Он подумал в этот миг о том, что еще совсем недавно она бегала по утрам в школу, потом ходила на каток, читала, смеялась, плакала, когда ее обижали, радовалась, огорчалась, секретничала с подругами, задумывалась над чем-то…
Девочка… Такая, как многие другие… Как тысячи других девочек… Так почему же она выросла вот такой, какой он видит ее сейчас, холодной, невозмутимо жестокой, уверенной в своей непогрешимости? Почему?
— Вы еще молоды, — сдержанно сказал он, — вы мне, если хотите, в дочери годитесь, но, несмотря на молодость, вы жестокий, очень жестокий человек…
Она заговорила быстро, постукивая рукой по столу, а брошка ее то вспыхивала, то угасала.
— Это переходит уже всякие границы.
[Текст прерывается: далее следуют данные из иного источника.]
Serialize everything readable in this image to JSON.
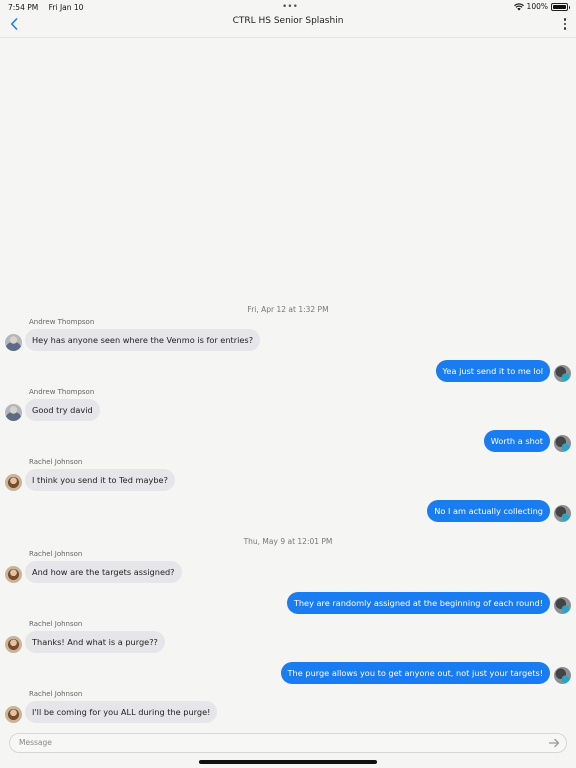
{
  "status_bar": {
    "time": "7:54 PM",
    "date": "Fri Jan 10",
    "dots": "•••",
    "battery_text": "100%",
    "battery_level": 1.0
  },
  "nav": {
    "title": "CTRL HS Senior Splashin"
  },
  "timestamps": [
    "Fri, Apr 12 at 1:32 PM",
    "Thu, May 9 at 12:01 PM"
  ],
  "messages": [
    {
      "sender": "Andrew Thompson",
      "text": "Hey has anyone seen where the Venmo is for entries?"
    },
    {
      "text": "Yea just send it to me lol"
    },
    {
      "sender": "Andrew Thompson",
      "text": "Good try david"
    },
    {
      "text": "Worth a shot"
    },
    {
      "sender": "Rachel Johnson",
      "text": "I think you send it to Ted maybe?"
    },
    {
      "text": "No I am actually collecting"
    },
    {
      "sender": "Rachel Johnson",
      "text": "And how are the targets assigned?"
    },
    {
      "text": "They are randomly assigned at the beginning of each round!"
    },
    {
      "sender": "Rachel Johnson",
      "text": "Thanks! And what is a purge??"
    },
    {
      "text": "The purge allows you to get anyone out, not just your targets!"
    },
    {
      "sender": "Rachel Johnson",
      "text": "I'll be coming for you ALL during the purge!"
    }
  ],
  "composer": {
    "placeholder": "Message"
  },
  "colors": {
    "outgoing_bubble": "#1a7cf1",
    "incoming_bubble": "#e6e6ea",
    "accent": "#1a7cf1",
    "background": "#f5f5f3"
  },
  "icons": {
    "back": "chevron-left-icon",
    "more": "vertical-ellipsis-icon",
    "send": "send-arrow-icon",
    "wifi": "wifi-icon",
    "battery": "battery-icon"
  }
}
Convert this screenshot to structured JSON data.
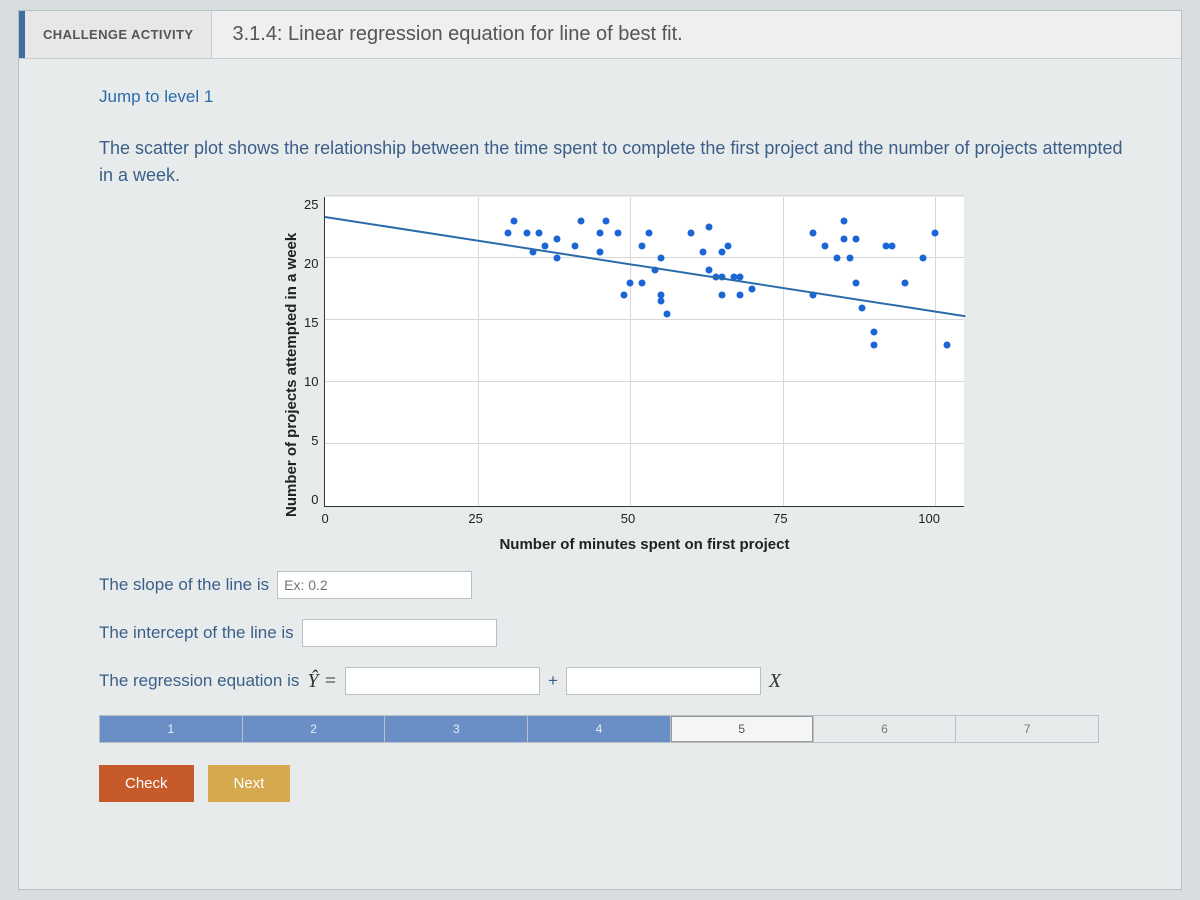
{
  "header": {
    "badge": "CHALLENGE ACTIVITY",
    "title": "3.1.4: Linear regression equation for line of best fit."
  },
  "jump_link": "Jump to level 1",
  "prompt": "The scatter plot shows the relationship between the time spent to complete the first project and the number of projects attempted in a week.",
  "chart_data": {
    "type": "scatter",
    "xlabel": "Number of minutes spent on first project",
    "ylabel": "Number of projects attempted in a week",
    "xlim": [
      0,
      105
    ],
    "ylim": [
      0,
      25
    ],
    "xticks": [
      0,
      25,
      50,
      75,
      100
    ],
    "yticks": [
      0,
      5,
      10,
      15,
      20,
      25
    ],
    "regression": {
      "x1": 0,
      "y1": 23.5,
      "x2": 105,
      "y2": 15.5
    },
    "points": [
      {
        "x": 30,
        "y": 22
      },
      {
        "x": 31,
        "y": 23
      },
      {
        "x": 33,
        "y": 22
      },
      {
        "x": 35,
        "y": 22
      },
      {
        "x": 34,
        "y": 20.5
      },
      {
        "x": 36,
        "y": 21
      },
      {
        "x": 38,
        "y": 21.5
      },
      {
        "x": 38,
        "y": 20
      },
      {
        "x": 41,
        "y": 21
      },
      {
        "x": 42,
        "y": 23
      },
      {
        "x": 45,
        "y": 22
      },
      {
        "x": 45,
        "y": 20.5
      },
      {
        "x": 46,
        "y": 23
      },
      {
        "x": 48,
        "y": 22
      },
      {
        "x": 52,
        "y": 21
      },
      {
        "x": 53,
        "y": 22
      },
      {
        "x": 55,
        "y": 20
      },
      {
        "x": 49,
        "y": 17
      },
      {
        "x": 50,
        "y": 18
      },
      {
        "x": 52,
        "y": 18
      },
      {
        "x": 54,
        "y": 19
      },
      {
        "x": 55,
        "y": 17
      },
      {
        "x": 56,
        "y": 15.5
      },
      {
        "x": 55,
        "y": 16.5
      },
      {
        "x": 60,
        "y": 22
      },
      {
        "x": 62,
        "y": 20.5
      },
      {
        "x": 63,
        "y": 22.5
      },
      {
        "x": 63,
        "y": 19
      },
      {
        "x": 65,
        "y": 20.5
      },
      {
        "x": 66,
        "y": 21
      },
      {
        "x": 64,
        "y": 18.5
      },
      {
        "x": 65,
        "y": 18.5
      },
      {
        "x": 67,
        "y": 18.5
      },
      {
        "x": 68,
        "y": 18.5
      },
      {
        "x": 65,
        "y": 17
      },
      {
        "x": 68,
        "y": 17
      },
      {
        "x": 70,
        "y": 17.5
      },
      {
        "x": 80,
        "y": 22
      },
      {
        "x": 82,
        "y": 21
      },
      {
        "x": 80,
        "y": 17
      },
      {
        "x": 84,
        "y": 20
      },
      {
        "x": 85,
        "y": 21.5
      },
      {
        "x": 85,
        "y": 23
      },
      {
        "x": 86,
        "y": 20
      },
      {
        "x": 87,
        "y": 21.5
      },
      {
        "x": 87,
        "y": 18
      },
      {
        "x": 88,
        "y": 16
      },
      {
        "x": 90,
        "y": 14
      },
      {
        "x": 90,
        "y": 13
      },
      {
        "x": 92,
        "y": 21
      },
      {
        "x": 93,
        "y": 21
      },
      {
        "x": 95,
        "y": 18
      },
      {
        "x": 98,
        "y": 20
      },
      {
        "x": 100,
        "y": 22
      },
      {
        "x": 102,
        "y": 13
      }
    ]
  },
  "inputs": {
    "slope_label": "The slope of the line is",
    "slope_placeholder": "Ex: 0.2",
    "intercept_label": "The intercept of the line is",
    "equation_label": "The regression equation is",
    "yhat": "Ŷ =",
    "plus": "+",
    "x_var": "X"
  },
  "progress": {
    "segments": [
      "1",
      "2",
      "3",
      "4",
      "5",
      "6",
      "7"
    ],
    "filled_upto": 4,
    "current": 5
  },
  "buttons": {
    "check": "Check",
    "next": "Next"
  }
}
Мальчик распущенный, не умеет себя вести, всякую гадость в класс приносит, а вы, его приемный отец, — она вновь выделила слово «приемный», — а вы, его приемный отец, защищаете его. Вместо того чтобы поддержать педагога, вы явно унижаете мой авторитет, а ведь мы, педагоги советской школы, должны опираться на поддержку семьи. Семья и школа — это единый орган воспитания подрастающего поколения, и кому, как не вам…
Она, наверное, говорила бы еще и еще, но капитан махнул рукой, как бы отгоняя от себя что-то мешающее ему, и она оборвала себя на полуслове, возмущенная, негодующая, искренне, до конца уверенная в своей непогрешимой правоте.
— Ничего вы не поняли и не поймете, — сказал капитан и встал со стула.
— Как это не поняла? — спросила учительница, но он прервал ее:
— Мой сын больше не будет учиться у вас, я перевожу его в другую школу.
И, не слушая ее, даже не поглядев в ее сторону, повернулся, вышел из учительской.
Вася стоял возле дома, поджидал его. Он обнял мальчика за плечи, прижал к себе.
— Ты будешь учиться в другой школе, — сказал капитан.
Вася кивнул.
— Завтра же я все сделаю, оформлю, что надо.
Вася равнодушно взглянул на него. Казалось, ничто его не трогало, словно капитан говорил о ком-то чужом.
— Чего ты, сынок? — капитан заставил себя улыбнуться. — Смотреть веселей, слышишь?
— Слышу, — ответил Вася.
— Мы с тобой заведем новых голубей, — сказал капитан. — Целую стаю заведем и голубятню построим. Идет?
— Зачем? — грустно спросил Вася. — Зачем нам целая стая?
— Ну, как знаешь, — сказал капитан. — А хочешь, мы других каких птиц заведем. Щеглов, например? Я слыхал, они поют замечательно!
— Дядя Данилыч, — сказал Вася, и голос его оборвался до шепота. — У него уже крыло совсем поправилось. Еще немного — летать бы стал…
Он долгое время не мог позабыть своего голубя. Капитан слышал, как он говорил Тимке:
— Помнишь, Тимка, как голубь у меня на плече сидел, вот здесь?
И Тимка вилял хвостом, словно понимал слова Васи и сочувствовал ему.
А потом, когда Вася уже учился в другой школе, случилось происшествие с Тимкой: попал под машину. К счастью, уцелел, ни одна косточка не была переломана, но сильно содрало кожу на задней лапе, и капитан вместе с Васей отнес Тимку в больницу, где псу перевязали лапу.
Целых две недели Вася ходил с псом в больницу. Тимку кололи пенициллином, а один раз даже просвечивали рентгеном.